The influx of groups to this southern Afghan city is worrying some government officials, who are having trouble keeping employees, tempted by salaries much higher than what the state can afford to pay. The trend is also alarming aid groups themselves, who fear that by hiring key workers from short-staffed and underfunded government departments, they are hindering, rather than helping, the country's development.
Bakash, 21, says he has no interest in a government job and expects to be hired by an aid agency in a few weeks. Development organizations and U.N. agencies are among the only growing employers in the formal sector of Afghanistan's battered economy. Nationwide, they employ thousands of security guards, drivers, and interpreters, as well as university graduates and those with office and language skills.
There are about 30 U.N agencies and aid groups, known as non-governmental organizations, in Kandahar, specializing in areas such as health, sanitation or education. They have set up offices in upmarket residential areas surrounded by high fences. Their employees fill the city's roads with 4-wheel drive vehicles often emblazoned with stickers or flags showing who they belong to.
Many have been in Afghanistan, which topped the world's list of suffering countries for decades, for 15 years or more. But most stopped work or scaled down operations shortly before the U.S. campaign to oust the Taliban in October. Now, with improved security conditions and government support, they are back.
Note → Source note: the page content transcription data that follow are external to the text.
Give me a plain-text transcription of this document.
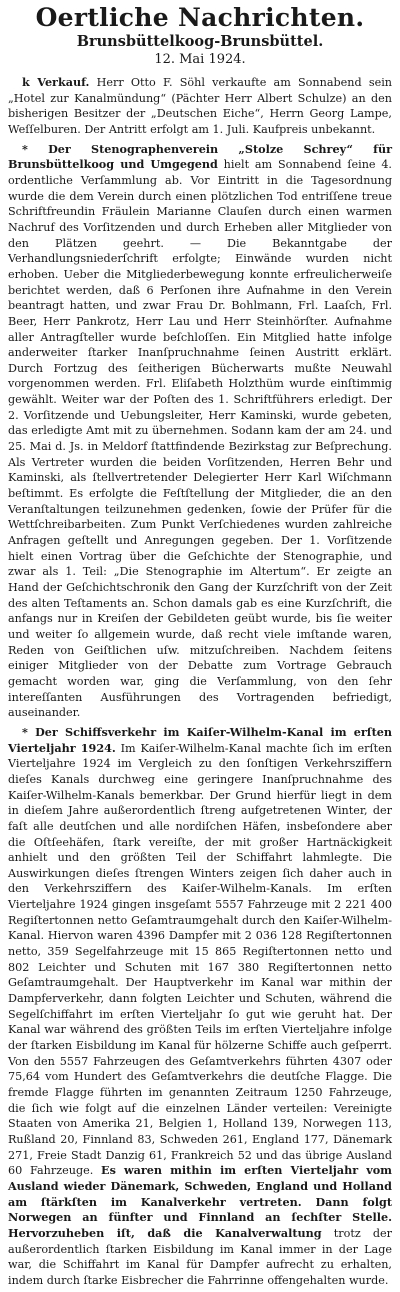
Oertliche Nachrichten.
Brunsbüttelkoog-Brunsbüttel.
12. Mai 1924.

k Verkauf. Herr Otto F. Söhl verkaufte am Sonnabend sein „Hotel zur Kanalmündung“ (Pächter Herr Albert Schulze) an den bisherigen Besitzer der „Deutschen Eiche“, Herrn Georg Lampe, Weſſelburen. Der Antritt erfolgt am 1. Juli. Kaufpreis unbekannt.

* Der Stenographenverein „Stolze Schrey“ für Brunsbüttelkoog und Umgegend hielt am Sonnabend ſeine 4. ordentliche Verſammlung ab. Vor Eintritt in die Tagesordnung wurde die dem Verein durch einen plötzlichen Tod entriſſene treue Schriftfreundin Fräulein Marianne Clauſen durch einen warmen Nachruf des Vorſitzenden und durch Erheben aller Mitglieder von den Plätzen geehrt. — Die Bekanntgabe der Verhandlungsniederſchrift erfolgte; Einwände wurden nicht erhoben. Ueber die Mitgliederbewegung konnte erfreulicherweiſe berichtet werden, daß 6 Perſonen ihre Aufnahme in den Verein beantragt hatten, und zwar Frau Dr. Bohlmann, Frl. Laaſch, Frl. Beer, Herr Pankrotz, Herr Lau und Herr Steinhörſter. Aufnahme aller Antragſteller wurde beſchloſſen. Ein Mitglied hatte infolge anderweiter ſtarker Inanſpruchnahme ſeinen Austritt erklärt. Durch Fortzug des ſeitherigen Bücherwarts mußte Neuwahl vorgenommen werden. Frl. Eliſabeth Holzthüm wurde einſtimmig gewählt. Weiter war der Poſten des 1. Schriftführers erledigt. Der 2. Vorſitzende und Uebungsleiter, Herr Kaminski, wurde gebeten, das erledigte Amt mit zu übernehmen. Sodann kam der am 24. und 25. Mai d. Js. in Meldorf ſtattfindende Bezirkstag zur Beſprechung. Als Vertreter wurden die beiden Vorſitzenden, Herren Behr und Kaminski, als ſtellvertretender Delegierter Herr Karl Wiſchmann beſtimmt. Es erfolgte die Feſtſtellung der Mitglieder, die an den Veranſtaltungen teilzunehmen gedenken, ſowie der Prüfer für die Wettſchreibarbeiten. Zum Punkt Verſchiedenes wurden zahlreiche Anfragen geſtellt und Anregungen gegeben. Der 1. Vorſitzende hielt einen Vortrag über die Geſchichte der Stenographie, und zwar als 1. Teil: „Die Stenographie im Altertum“. Er zeigte an Hand der Geſchichtschronik den Gang der Kurzſchrift von der Zeit des alten Teſtaments an. Schon damals gab es eine Kurzſchrift, die anfangs nur in Kreiſen der Gebildeten geübt wurde, bis ſie weiter und weiter ſo allgemein wurde, daß recht viele imſtande waren, Reden von Geiſtlichen uſw. mitzuſchreiben. Nachdem ſeitens einiger Mitglieder von der Debatte zum Vortrage Gebrauch gemacht worden war, ging die Verſammlung, von den ſehr intereſſanten Ausführungen des Vortragenden befriedigt, auseinander.

* Der Schiffsverkehr im Kaiſer-Wilhelm-Kanal im erſten Vierteljahr 1924. Im Kaiſer-Wilhelm-Kanal machte ſich im erſten Vierteljahre 1924 im Vergleich zu den ſonſtigen Verkehrsziffern dieſes Kanals durchweg eine geringere Inanſpruchnahme des Kaiſer-Wilhelm-Kanals bemerkbar. Der Grund hierfür liegt in dem in dieſem Jahre außerordentlich ſtreng aufgetretenen Winter, der faſt alle deutſchen und alle nordiſchen Häfen, insbeſondere aber die Oſtſeehäfen, ſtark vereiſte, der mit großer Hartnäckigkeit anhielt und den größten Teil der Schiffahrt lahmlegte. Die Auswirkungen dieſes ſtrengen Winters zeigen ſich daher auch in den Verkehrsziffern des Kaiſer-Wilhelm-Kanals. Im erſten Vierteljahre 1924 gingen insgeſamt 5557 Fahrzeuge mit 2 221 400 Regiſtertonnen netto Geſamtraumgehalt durch den Kaiſer-Wilhelm-Kanal. Hiervon waren 4396 Dampfer mit 2 036 128 Regiſtertonnen netto, 359 Segelfahrzeuge mit 15 865 Regiſtertonnen netto und 802 Leichter und Schuten mit 167 380 Regiſtertonnen netto Geſamtraumgehalt. Der Hauptverkehr im Kanal war mithin der Dampferverkehr, dann folgten Leichter und Schuten, während die Segelſchiffahrt im erſten Vierteljahr ſo gut wie geruht hat. Der Kanal war während des größten Teils im erſten Vierteljahre infolge der ſtarken Eisbildung im Kanal für hölzerne Schiffe auch geſperrt. Von den 5557 Fahrzeugen des Geſamtverkehrs führten 4307 oder 75,64 vom Hundert des Geſamtverkehrs die deutſche Flagge. Die fremde Flagge führten im genannten Zeitraum 1250 Fahrzeuge, die ſich wie folgt auf die einzelnen Länder verteilen: Vereinigte Staaten von Amerika 21, Belgien 1, Holland 139, Norwegen 113, Rußland 20, Finnland 83, Schweden 261, England 177, Dänemark 271, Freie Stadt Danzig 61, Frankreich 52 und das übrige Ausland 60 Fahrzeuge. Es waren mithin im erſten Vierteljahr vom Ausland wieder Dänemark, Schweden, England und Holland am ſtärkſten im Kanalverkehr vertreten. Dann folgt Norwegen an fünfter und Finnland an ſechſter Stelle. Hervorzuheben iſt, daß die Kanalverwaltung trotz der außerordentlich ſtarken Eisbildung im Kanal immer in der Lage war, die Schiffahrt im Kanal für Dampfer aufrecht zu erhalten, indem durch ſtarke Eisbrecher die Fahrrinne offengehalten wurde.
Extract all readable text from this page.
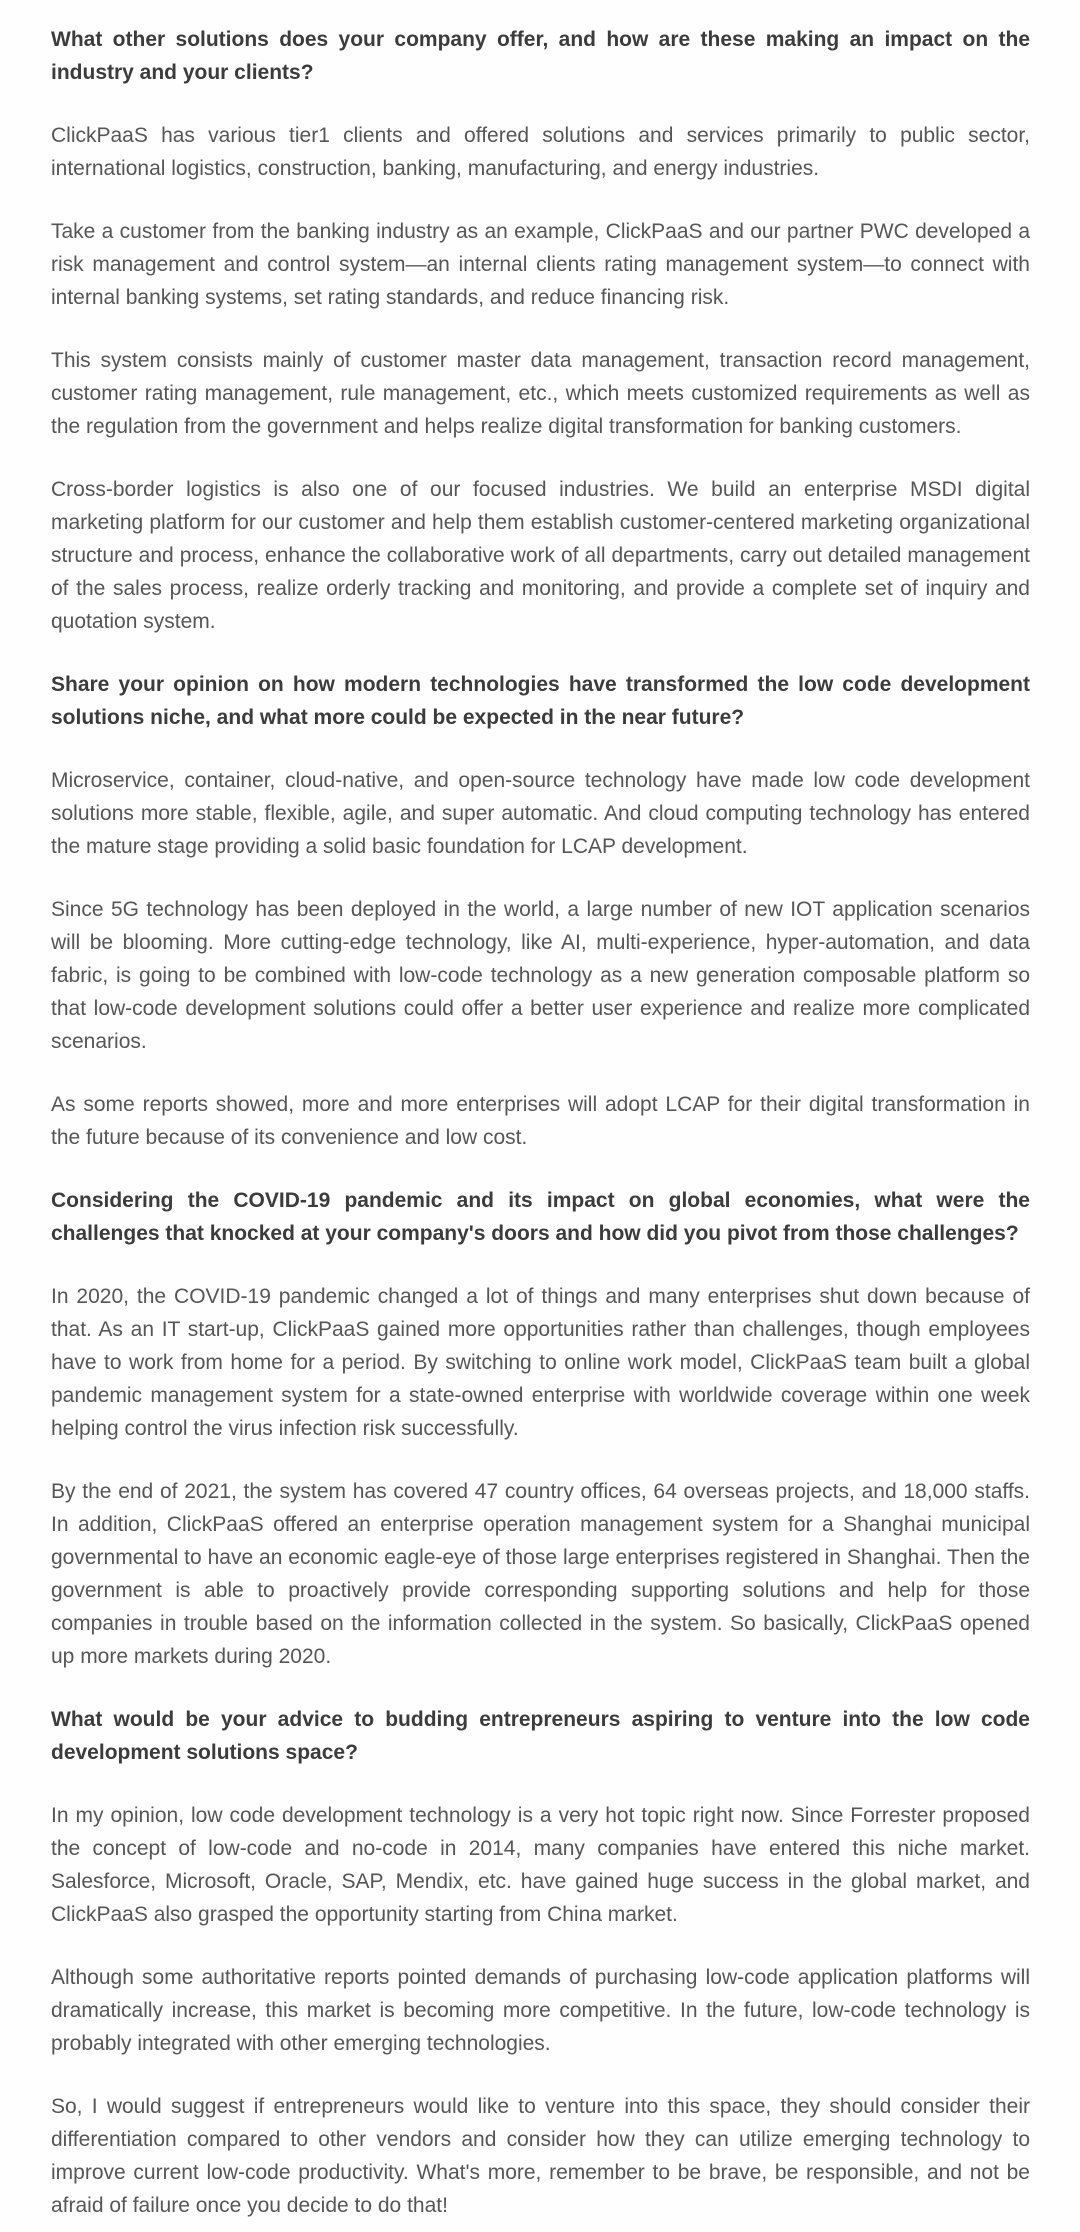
What other solutions does your company offer, and how are these making an impact on the industry and your clients?

ClickPaaS has various tier1 clients and offered solutions and services primarily to public sector, international logistics, construction, banking, manufacturing, and energy industries.

Take a customer from the banking industry as an example, ClickPaaS and our partner PWC developed a risk management and control system—an internal clients rating management system—to connect with internal banking systems, set rating standards, and reduce financing risk.

This system consists mainly of customer master data management, transaction record management, customer rating management, rule management, etc., which meets customized requirements as well as the regulation from the government and helps realize digital transformation for banking customers.

Cross-border logistics is also one of our focused industries. We build an enterprise MSDI digital marketing platform for our customer and help them establish customer-centered marketing organizational structure and process, enhance the collaborative work of all departments, carry out detailed management of the sales process, realize orderly tracking and monitoring, and provide a complete set of inquiry and quotation system.

Share your opinion on how modern technologies have transformed the low code development solutions niche, and what more could be expected in the near future?

Microservice, container, cloud-native, and open-source technology have made low code development solutions more stable, flexible, agile, and super automatic. And cloud computing technology has entered the mature stage providing a solid basic foundation for LCAP development.

Since 5G technology has been deployed in the world, a large number of new IOT application scenarios will be blooming. More cutting-edge technology, like AI, multi-experience, hyper-automation, and data fabric, is going to be combined with low-code technology as a new generation composable platform so that low-code development solutions could offer a better user experience and realize more complicated scenarios.

As some reports showed, more and more enterprises will adopt LCAP for their digital transformation in the future because of its convenience and low cost.

Considering the COVID-19 pandemic and its impact on global economies, what were the challenges that knocked at your company's doors and how did you pivot from those challenges?

In 2020, the COVID-19 pandemic changed a lot of things and many enterprises shut down because of that. As an IT start-up, ClickPaaS gained more opportunities rather than challenges, though employees have to work from home for a period. By switching to online work model, ClickPaaS team built a global pandemic management system for a state-owned enterprise with worldwide coverage within one week helping control the virus infection risk successfully.

By the end of 2021, the system has covered 47 country offices, 64 overseas projects, and 18,000 staffs. In addition, ClickPaaS offered an enterprise operation management system for a Shanghai municipal governmental to have an economic eagle-eye of those large enterprises registered in Shanghai. Then the government is able to proactively provide corresponding supporting solutions and help for those companies in trouble based on the information collected in the system. So basically, ClickPaaS opened up more markets during 2020.

What would be your advice to budding entrepreneurs aspiring to venture into the low code development solutions space?

In my opinion, low code development technology is a very hot topic right now. Since Forrester proposed the concept of low-code and no-code in 2014, many companies have entered this niche market. Salesforce, Microsoft, Oracle, SAP, Mendix, etc. have gained huge success in the global market, and ClickPaaS also grasped the opportunity starting from China market.

Although some authoritative reports pointed demands of purchasing low-code application platforms will dramatically increase, this market is becoming more competitive. In the future, low-code technology is probably integrated with other emerging technologies.

So, I would suggest if entrepreneurs would like to venture into this space, they should consider their differentiation compared to other vendors and consider how they can utilize emerging technology to improve current low-code productivity. What's more, remember to be brave, be responsible, and not be afraid of failure once you decide to do that!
In the compound of the United Nation's World Food Program, there are 12 advertised openings pinned up, calling for engineers, field workers, media officers and administrative staff. Other vacancies are pasted outside the offices of individual aid groups.
A driver for a foreign aid agency starts on a salary of more than $100 a month, a fortune in a country where teachers struggle to feed their families on half that. Administrative staff can take home six times as much or more, depending on experience. Jabar Abdul, vice deputy of the public health department, has seen four or five doctors and an equal number of nurses and midwives leave the state sector for aid agencies this year.
"The government cannot give them enough salary, so they want to receive more," he said in his office at Kandahar's main hospital. "The skilled people are going." Abdul said most of the departing staff remain in medicine and shift to regions where the aid groups are running clinics. Some doctors, however, have become interpreters, he said.
The city's education department has told the foreign aid agencies not to employ teachers seeking work with them, says its minister, Mohammad Dawood Barak. He was unable to give figures on how many of his staff had left their posts.
"We need more teachers. If they all work for the NGOs, who will teach the children?" he said.
Aid organizations in Kandahar acknowledge the government's concern. They say they always ask where a jobseeker is currently working and try not to poach them from government posts. "We are aware of the problem and try and avoid it as much as possible," said Laurent Gisel, head of the local branch of the International Committee of the Red Cross.
Diderik Van Halsema, from Medicins San Frontiers, said the solution was to strengthen and improve the quality of government ministries so that employees were less likely to leave, adding that many aid groups and donor countries are already engaged in such projects.
Not all government workers are desperate to switch employers, however. At the city's engineering department, staff are putting in 18-hour days working on a development plan for the city, a joint project between the United Nations and foreign donors. Chief engineer Abdul Karim says he would not leave, despite knowing that a "night watchman at an NGO earns more than me." "I have been waiting for the day when peace would come," he said. "I love my country and I now intend to work for its development."